Fayt looked up, squinting at the light through the trees as the air began to fill with a thick, electric rumble that was not so much a sound as a sensation. The branches did not rattle or whip but vibrated with it, trembling against the grey sky. Fayt stepped out from between them, lifting a hand to shield his eyes as he stepped out (through the gate, it still felt like stepping out through a gate from darkness into dazzling light) into the open space at the edge of the ravine. His feet were on solid ground but he still felt as though he were falling, the very stones humming against themselves beneath him.
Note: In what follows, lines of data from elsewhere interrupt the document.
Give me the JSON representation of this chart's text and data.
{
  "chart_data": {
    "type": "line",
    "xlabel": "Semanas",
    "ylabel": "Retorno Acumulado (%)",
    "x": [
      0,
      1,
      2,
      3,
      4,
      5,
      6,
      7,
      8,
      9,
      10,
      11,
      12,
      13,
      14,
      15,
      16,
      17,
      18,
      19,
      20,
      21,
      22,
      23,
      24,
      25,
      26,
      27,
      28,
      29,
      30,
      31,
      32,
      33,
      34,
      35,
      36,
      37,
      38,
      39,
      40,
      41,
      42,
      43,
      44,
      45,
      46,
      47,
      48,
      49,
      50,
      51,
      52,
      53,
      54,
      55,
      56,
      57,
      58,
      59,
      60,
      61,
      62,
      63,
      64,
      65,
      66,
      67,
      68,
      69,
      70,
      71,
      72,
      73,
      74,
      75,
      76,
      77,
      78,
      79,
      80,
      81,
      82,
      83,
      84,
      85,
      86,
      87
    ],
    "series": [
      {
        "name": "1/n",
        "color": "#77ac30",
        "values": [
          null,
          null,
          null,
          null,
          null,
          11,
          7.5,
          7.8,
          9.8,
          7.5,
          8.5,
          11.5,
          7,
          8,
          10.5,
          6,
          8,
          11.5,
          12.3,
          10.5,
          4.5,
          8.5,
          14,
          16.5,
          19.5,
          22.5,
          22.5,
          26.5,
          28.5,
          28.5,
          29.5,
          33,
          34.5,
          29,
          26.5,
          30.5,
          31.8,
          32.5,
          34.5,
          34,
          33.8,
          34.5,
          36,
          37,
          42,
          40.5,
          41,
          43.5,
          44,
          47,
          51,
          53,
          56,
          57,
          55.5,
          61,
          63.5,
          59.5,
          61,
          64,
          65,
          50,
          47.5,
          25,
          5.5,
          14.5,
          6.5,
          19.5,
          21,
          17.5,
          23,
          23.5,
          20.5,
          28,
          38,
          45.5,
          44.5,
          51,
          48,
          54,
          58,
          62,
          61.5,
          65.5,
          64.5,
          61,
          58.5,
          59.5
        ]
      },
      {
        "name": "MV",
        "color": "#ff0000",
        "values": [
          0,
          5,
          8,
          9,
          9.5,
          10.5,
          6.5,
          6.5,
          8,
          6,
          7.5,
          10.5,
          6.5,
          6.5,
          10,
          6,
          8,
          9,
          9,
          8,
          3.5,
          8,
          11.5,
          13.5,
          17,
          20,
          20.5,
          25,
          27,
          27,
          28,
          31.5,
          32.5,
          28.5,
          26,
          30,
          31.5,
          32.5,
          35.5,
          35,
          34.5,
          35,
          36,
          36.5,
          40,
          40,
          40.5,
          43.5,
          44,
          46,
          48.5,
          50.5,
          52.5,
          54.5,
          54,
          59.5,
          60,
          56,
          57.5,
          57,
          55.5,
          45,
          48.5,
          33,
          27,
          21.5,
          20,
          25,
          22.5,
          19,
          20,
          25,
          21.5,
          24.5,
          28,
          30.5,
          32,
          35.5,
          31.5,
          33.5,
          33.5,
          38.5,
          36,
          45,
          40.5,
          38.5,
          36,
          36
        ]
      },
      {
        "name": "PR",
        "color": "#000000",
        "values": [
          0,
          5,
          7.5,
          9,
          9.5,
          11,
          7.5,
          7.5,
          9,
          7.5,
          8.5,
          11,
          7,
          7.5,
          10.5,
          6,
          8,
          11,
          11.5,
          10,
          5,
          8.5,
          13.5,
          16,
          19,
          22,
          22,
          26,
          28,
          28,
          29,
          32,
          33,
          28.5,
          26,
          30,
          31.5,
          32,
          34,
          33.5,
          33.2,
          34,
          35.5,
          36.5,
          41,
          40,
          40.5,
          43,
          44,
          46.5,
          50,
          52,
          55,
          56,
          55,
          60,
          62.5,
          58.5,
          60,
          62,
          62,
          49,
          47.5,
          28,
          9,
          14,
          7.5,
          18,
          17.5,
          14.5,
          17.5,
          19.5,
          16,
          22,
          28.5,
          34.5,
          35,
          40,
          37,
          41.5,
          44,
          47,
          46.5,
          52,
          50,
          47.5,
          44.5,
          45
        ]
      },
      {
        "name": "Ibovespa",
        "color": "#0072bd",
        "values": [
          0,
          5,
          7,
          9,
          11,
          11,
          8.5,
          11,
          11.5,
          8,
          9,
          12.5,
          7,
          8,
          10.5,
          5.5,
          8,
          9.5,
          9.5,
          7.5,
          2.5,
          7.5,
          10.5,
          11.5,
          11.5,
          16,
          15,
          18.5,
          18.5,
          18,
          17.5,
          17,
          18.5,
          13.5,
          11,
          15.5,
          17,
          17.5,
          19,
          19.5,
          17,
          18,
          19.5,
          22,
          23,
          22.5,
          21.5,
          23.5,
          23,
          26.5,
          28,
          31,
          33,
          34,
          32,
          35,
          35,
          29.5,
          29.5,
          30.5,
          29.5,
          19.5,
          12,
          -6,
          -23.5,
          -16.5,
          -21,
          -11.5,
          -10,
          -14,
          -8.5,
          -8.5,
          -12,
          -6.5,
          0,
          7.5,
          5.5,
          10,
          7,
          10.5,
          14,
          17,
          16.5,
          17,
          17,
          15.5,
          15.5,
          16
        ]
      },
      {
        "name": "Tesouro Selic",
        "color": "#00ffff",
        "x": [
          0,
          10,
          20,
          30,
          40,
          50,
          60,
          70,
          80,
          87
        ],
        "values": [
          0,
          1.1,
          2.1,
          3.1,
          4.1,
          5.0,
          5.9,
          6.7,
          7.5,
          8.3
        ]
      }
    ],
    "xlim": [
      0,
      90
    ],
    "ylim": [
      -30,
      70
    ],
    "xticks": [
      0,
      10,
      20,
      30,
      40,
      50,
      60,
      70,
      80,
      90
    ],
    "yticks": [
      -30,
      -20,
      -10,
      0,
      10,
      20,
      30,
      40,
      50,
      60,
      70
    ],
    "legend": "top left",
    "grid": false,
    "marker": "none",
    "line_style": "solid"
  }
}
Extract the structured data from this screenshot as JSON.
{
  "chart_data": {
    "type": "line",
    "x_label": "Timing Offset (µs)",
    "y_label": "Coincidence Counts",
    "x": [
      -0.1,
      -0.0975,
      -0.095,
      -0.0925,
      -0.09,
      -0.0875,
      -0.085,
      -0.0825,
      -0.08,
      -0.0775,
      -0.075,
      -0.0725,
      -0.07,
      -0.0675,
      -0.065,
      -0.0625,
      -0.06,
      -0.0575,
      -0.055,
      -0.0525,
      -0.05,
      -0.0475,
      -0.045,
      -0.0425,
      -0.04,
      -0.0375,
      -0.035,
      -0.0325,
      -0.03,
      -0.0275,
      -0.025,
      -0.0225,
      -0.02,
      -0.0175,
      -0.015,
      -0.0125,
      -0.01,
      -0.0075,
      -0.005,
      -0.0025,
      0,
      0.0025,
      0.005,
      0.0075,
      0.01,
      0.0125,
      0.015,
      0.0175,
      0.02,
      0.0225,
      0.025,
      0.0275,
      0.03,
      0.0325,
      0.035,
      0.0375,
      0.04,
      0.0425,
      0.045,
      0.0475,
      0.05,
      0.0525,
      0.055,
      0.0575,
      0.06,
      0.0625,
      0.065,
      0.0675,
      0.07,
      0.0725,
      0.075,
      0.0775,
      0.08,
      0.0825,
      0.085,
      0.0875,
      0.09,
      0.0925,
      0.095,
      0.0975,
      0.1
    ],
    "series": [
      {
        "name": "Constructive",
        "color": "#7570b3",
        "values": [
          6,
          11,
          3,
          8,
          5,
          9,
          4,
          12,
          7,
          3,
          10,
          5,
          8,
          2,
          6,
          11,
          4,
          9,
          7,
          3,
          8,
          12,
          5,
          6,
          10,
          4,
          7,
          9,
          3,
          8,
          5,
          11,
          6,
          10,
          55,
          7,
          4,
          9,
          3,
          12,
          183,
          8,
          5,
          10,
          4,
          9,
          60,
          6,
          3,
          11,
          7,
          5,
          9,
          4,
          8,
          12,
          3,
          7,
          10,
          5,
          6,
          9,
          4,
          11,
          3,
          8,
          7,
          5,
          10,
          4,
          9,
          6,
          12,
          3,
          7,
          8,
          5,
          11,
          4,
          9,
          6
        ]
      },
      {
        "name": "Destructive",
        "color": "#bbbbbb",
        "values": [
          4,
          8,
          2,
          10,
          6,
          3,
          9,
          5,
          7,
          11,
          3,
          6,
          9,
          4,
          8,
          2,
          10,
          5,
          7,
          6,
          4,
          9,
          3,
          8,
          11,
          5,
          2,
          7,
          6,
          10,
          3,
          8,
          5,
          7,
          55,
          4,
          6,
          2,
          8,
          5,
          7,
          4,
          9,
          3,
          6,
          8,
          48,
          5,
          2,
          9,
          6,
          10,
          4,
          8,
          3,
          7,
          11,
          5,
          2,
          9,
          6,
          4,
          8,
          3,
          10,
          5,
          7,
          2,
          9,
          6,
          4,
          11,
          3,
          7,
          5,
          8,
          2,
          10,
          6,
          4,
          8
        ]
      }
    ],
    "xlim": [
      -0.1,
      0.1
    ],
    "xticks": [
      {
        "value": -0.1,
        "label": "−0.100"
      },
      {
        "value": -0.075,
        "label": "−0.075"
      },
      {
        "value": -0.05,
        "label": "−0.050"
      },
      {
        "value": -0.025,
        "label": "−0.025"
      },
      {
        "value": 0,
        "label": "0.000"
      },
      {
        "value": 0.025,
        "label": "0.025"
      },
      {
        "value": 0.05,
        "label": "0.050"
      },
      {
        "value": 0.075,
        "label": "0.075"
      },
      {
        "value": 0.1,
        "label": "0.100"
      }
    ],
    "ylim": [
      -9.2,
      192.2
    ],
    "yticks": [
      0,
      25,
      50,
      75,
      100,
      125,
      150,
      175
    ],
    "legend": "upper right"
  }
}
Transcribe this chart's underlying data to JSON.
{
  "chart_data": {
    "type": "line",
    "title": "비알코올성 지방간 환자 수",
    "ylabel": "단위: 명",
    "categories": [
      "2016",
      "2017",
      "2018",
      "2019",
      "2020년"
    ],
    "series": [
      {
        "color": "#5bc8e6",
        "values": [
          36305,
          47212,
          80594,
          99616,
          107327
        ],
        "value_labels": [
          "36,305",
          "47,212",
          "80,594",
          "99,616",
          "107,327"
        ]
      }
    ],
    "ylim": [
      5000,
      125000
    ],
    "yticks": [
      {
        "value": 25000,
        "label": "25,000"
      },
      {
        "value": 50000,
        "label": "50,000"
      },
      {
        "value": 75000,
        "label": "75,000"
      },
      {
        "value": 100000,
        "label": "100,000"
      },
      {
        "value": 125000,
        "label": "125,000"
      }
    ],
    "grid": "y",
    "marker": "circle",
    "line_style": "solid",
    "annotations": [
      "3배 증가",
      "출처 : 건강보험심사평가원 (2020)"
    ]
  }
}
It was, as Cliff had said, not a very big ship. It moved downward through the overcast sky like a darker, more solid cloud: squared at the back and tapering to an old-fashioned shuttle muzzle with a turret above a trigger-like curve below. Two narrow wings jutted off to either side from the rear, each nearly as long as the ship itself before ending in four-point stabilizers like tilted crosses. He had a moment to think that he'd never seen a ship like it in person before—strange and blocky-sleek and typical of the Zeta sector races—and then the familiar took hold of him once more. Light swirled around him, and blessed, mundane cold bloomed in the center of his skull, banishing that terrible new heat at last.